These drawbacks can be mitigated by performing the adaptive combining in the radio front-end. In this case, only one path from IF to baseband is required. To reduce the control complexity, the phase shifters should vary the phase without manipulating the gain, and the gain control components should adjust the gain without changing the phase. However, if we e.g. vary the transconductance or the load resistance in amplifiers for gain control, the RC time constants of the transistors change leading to significant undesired phase variations. Further challenges such as integration into silicon, sufficient bandwidth, good large signal properties, low power consumption and compact size have to be considered.
In this lecture, these challenges are addressed and solutions are proposed. Different architectures are compared performing the adaptive combining in the RF, LO and IF sections. Several concepts implemented in both CMOS and III/V technologies are presented. The compact and fully integrated circuits are optimized for high speed applications operating in accordance to the 802.11a/n standard at C-band. Detailed theoretical studies are made enhancing circuit understanding and enabling efficient optimizations.
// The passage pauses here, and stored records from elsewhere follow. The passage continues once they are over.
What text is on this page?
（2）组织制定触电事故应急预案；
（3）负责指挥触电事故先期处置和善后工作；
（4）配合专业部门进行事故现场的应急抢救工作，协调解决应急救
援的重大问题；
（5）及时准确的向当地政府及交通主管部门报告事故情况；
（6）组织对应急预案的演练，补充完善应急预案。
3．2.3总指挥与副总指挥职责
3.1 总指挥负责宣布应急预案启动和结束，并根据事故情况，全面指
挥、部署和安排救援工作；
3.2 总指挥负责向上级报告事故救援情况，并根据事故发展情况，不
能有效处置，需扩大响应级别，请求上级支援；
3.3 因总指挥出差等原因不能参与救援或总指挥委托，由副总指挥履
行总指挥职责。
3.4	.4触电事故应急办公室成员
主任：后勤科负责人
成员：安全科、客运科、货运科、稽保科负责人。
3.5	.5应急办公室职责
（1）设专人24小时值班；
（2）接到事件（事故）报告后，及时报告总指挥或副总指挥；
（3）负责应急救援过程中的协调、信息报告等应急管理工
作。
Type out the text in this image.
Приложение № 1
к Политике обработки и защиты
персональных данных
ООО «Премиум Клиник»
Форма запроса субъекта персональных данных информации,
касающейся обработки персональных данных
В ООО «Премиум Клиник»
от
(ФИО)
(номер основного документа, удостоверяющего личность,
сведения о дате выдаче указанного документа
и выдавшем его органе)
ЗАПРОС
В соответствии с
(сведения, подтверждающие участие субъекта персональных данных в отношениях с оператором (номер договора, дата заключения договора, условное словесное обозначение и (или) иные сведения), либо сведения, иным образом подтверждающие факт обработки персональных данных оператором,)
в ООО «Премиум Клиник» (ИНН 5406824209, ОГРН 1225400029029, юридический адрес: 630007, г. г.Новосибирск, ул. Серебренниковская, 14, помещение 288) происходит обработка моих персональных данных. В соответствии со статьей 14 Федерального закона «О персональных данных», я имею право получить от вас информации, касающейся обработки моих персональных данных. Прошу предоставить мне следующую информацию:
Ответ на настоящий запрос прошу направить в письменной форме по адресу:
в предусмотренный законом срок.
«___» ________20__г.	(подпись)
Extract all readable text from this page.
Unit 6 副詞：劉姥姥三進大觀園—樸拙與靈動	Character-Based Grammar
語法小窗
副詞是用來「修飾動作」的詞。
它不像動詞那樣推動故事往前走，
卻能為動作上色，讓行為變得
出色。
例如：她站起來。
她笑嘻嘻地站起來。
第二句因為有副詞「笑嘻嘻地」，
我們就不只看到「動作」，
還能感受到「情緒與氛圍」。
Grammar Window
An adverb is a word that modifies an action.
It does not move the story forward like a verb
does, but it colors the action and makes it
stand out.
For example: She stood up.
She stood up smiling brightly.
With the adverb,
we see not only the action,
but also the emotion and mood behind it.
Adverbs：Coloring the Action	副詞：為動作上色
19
Phase compensation techniques in variable gain amplifiers and topologies mitigating phase variations by using RC and biasing dummy paths are demonstrated. These topologies are compared with passive attenuator based approaches.
A variety of different active and passive phase shifter RFICs based on vector modulators, varactor tuned transmission lines, reflection-type phase shifters with multiple parallel reflection loads, etc. are discussed and compared.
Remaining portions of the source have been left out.